Other analysts said that trading leniency on ZTE for China’s agreement to buy more U.S. products would leave major issues unresolved. The Trump administration has complained about a range of Chinese industrial policies that it says disadvantages U.S. companies, including compulsory licensing arrangements and rampant theft of trade secrets.

“It doesn’t really move the ball forward on the deeper structural issues in U.S.-China technology and trade,” said Samm Sacks, a senior fellow in the CSIS technology program.

Eric Altbach, a former deputy assistant U.S. trade representative who spent years negotiating with the Chinese, said the United States may have agreed to go easier on ZTE in exchange for China approving an American company’s acquisition of a Chinese firm.

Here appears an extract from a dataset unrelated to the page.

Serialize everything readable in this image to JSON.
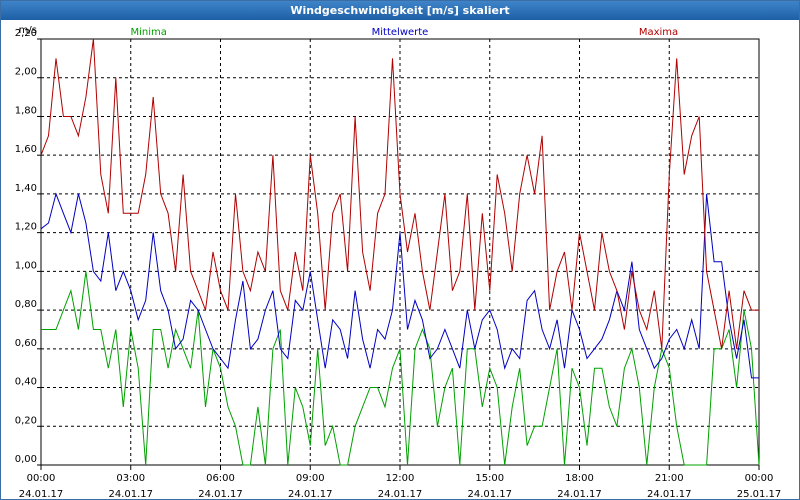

U.S. chipmaker Qualcomm has been trying to buy NXP Semiconductors of the Netherlands, but given the company’s global reach, the deal had to be approved by numerous countries’ antitrust regulators, including China’s. The Chinese government has delayed the deal as trade frictions intensified.

With the ZTE matter resolved, the deal may advance. Both companies’ share prices rose Thursday, with NXP up nearly 5 percent.

“The hope is accommodating China’s concerns on ZTE will open the door to favorable decisions on Qualcomm and other deals,” said Altbach.

Amid mounting trade tension between the United States and China, lawmakers have grown increasingly critical of the national security threat from telecom companies such as ZTE and Huawei. The Pentagon in May ordered retail outlets on U.S. military bases to remove from the shelves smartphones made by the two companies.

There was no immediate comment from the Chinese government on the ZTE agreement. Mei Xinyu, a researcher with a Chinese Commerce Ministry think tank, said a deal would ease tensions. But the Chinese worry that Trump will not stick to any agreement.

“How can the United States convince China that a trade agreement with them is of value, rather than a waste of paper that the Americans can scrap unilaterally?” Mei said. “Personally, I hope the trade war ends well, but I can’t help but worry about the U.S. changeable mind.”